Can you still bank on an audit?

The bare facts – albeit obscured by a blizzard of comment and interpretation – have been well rehearsed in the press. We announced that, with immediate effect, every audit report issued by PricewaterhouseCoopers on a UK client company will include additional language clarifying those parties to whom we owe a duty of care as auditors (the members of the company) and those to whom we do not (anyone else).

This additional language does not change our liability one iota from what everyone had understood it to be since the Caparo case in 1991.

So why did we do it? Because a recent ruling in a Scottish court meant we had to act – or leave our business open to unacceptable risks.

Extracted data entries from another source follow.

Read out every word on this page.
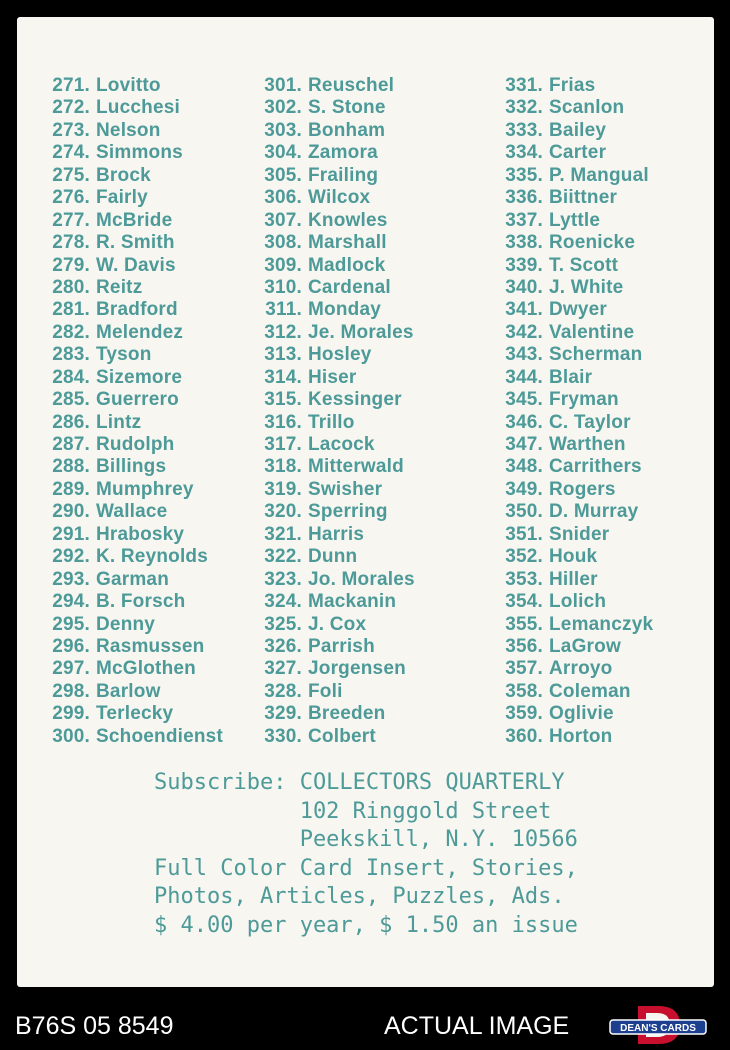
271. Lovitto
272. Lucchesi
273. Nelson
274. Simmons
275. Brock
276. Fairly
277. McBride
278. R. Smith
279. W. Davis
280. Reitz
281. Bradford
282. Melendez
283. Tyson
284. Sizemore
285. Guerrero
286. Lintz
287. Rudolph
288. Billings
289. Mumphrey
290. Wallace
291. Hrabosky
292. K. Reynolds
293. Garman
294. B. Forsch
295. Denny
296. Rasmussen
297. McGlothen
298. Barlow
299. Terlecky
300. Schoendienst
301. Reuschel
302. S. Stone
303. Bonham
304. Zamora
305. Frailing
306. Wilcox
307. Knowles
308. Marshall
309. Madlock
310. Cardenal
311. Monday
312. Je. Morales
313. Hosley
314. Hiser
315. Kessinger
316. Trillo
317. Lacock
318. Mitterwald
319. Swisher
320. Sperring
321. Harris
322. Dunn
323. Jo. Morales
324. Mackanin
325. J. Cox
326. Parrish
327. Jorgensen
328. Foli
329. Breeden
330. Colbert
331. Frias
332. Scanlon
333. Bailey
334. Carter
335. P. Mangual
336. Biittner
337. Lyttle
338. Roenicke
339. T. Scott
340. J. White
341. Dwyer
342. Valentine
343. Scherman
344. Blair
345. Fryman
346. C. Taylor
347. Warthen
348. Carrithers
349. Rogers
350. D. Murray
351. Snider
352. Houk
353. Hiller
354. Lolich
355. Lemanczyk
356. LaGrow
357. Arroyo
358. Coleman
359. Oglivie
360. Horton
Subscribe: COLLECTORS QUARTERLY
102 Ringgold Street
Peekskill, N.Y. 10566
Full Color Card Insert, Stories,
Photos, Articles, Puzzles, Ads.
$ 4.00 per year, $ 1.50 an issue
B76S 05 8549	ACTUAL IMAGE	DEAN'S CARDS
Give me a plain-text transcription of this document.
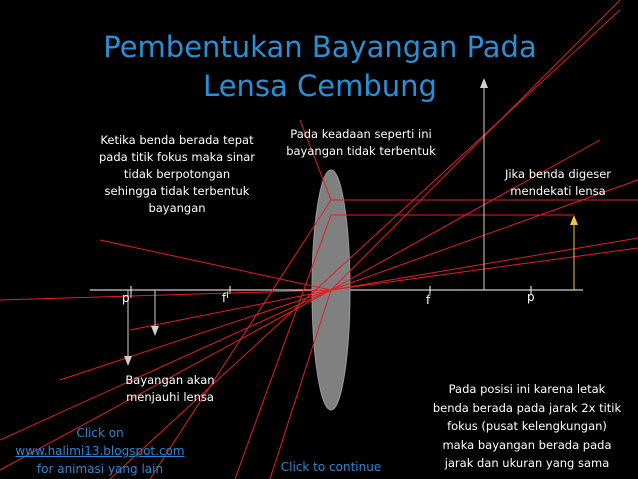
Pembentukan Bayangan Pada
Lensa Cembung
Ketika benda berada tepat
pada titik fokus maka sinar
tidak berpotongan
sehingga tidak terbentuk
bayangan
Pada keadaan seperti ini
bayangan tidak terbentuk
Jika benda digeser
mendekati lensa
Bayangan akan
menjauhi lensa
Pada posisi ini karena letak
benda berada pada jarak 2x titik
fokus (pusat kelengkungan)
maka bayangan berada pada
jarak dan ukuran yang sama
$p^I$	$f^I$	f	p
Click on
www.halimi13.blogspot.com
for animasi yang lain	Click to continue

The ruling in question (Royal Bank of Scotland v Bannerman Johnstone Maclay) created a legal precedent with potentially explosive implications, because although not binding on an English court, it drew from leading English cases and so would be likely to have persuasive effect here.

The court found that the auditors were liable for losses incurred by a bank that claimed to have based its lending decision on the audited accounts of a company that subsequently failed. It thereby raised the prospect of banks using accounting firms to underwrite their own bad lending decisions.

There were specific factors in this case which enabled the judge to infer a duty of care between the audit firm and the bank, even though there had been no contact between them. This result is both unfair and dangerous.

Unfair because as auditors, we have a contract with our clients and their shareholders, but not with their suppliers or customers – including their banking providers. Several years ago, the Caparo judgement had established the accepted boundaries of auditors’ duty of care as being to the company and not to third parties.

The Bannerman judgement is dangerous because the audit profession would now face a potentially massive extension of its liability beyond what is commercially realistic.

If one purpose of the audit really were to be to underwrite banks’ lending to the corporate sector, the audit fee would be a hopelessly inadequate insurance premium.

The viability of the remaining large accountancy firms could be in question and this would be against the public interest.

To have taken this lying down would have been nothing short of negligent.

The judge in the Bannerman case had said the auditors could have protected themselves by writing to the banks specifically declaiming liability.

Our new wording does not change our responsibility for our audits. It is merely a clarification of our accepted and established duty of care to the shareholders. We have just as much liability to our clients as before. All we have done is prevent it from being unreasonably extended to others.

Some commentators have suggested that by delineating our liabilities more clearly, we have somehow devalued the audit itself.

Nothing could be further from the truth. As before, all auditors – ourselves included – are still liable to their clients if they are negligent in performing their work and losses arise as a consequence.

As for the importance of the audit, the violent market reaction to events at Enron and WorldCom demonstrated the critical role that independent, rigorous and credible auditing plays in sustaining confidence in the capital markets.

The value of good audits to the market as a whole is therefore clear, regardless of the precise nature of our legal liability.

  • Glyn Barker is head of assurance and business advisory services at PwC.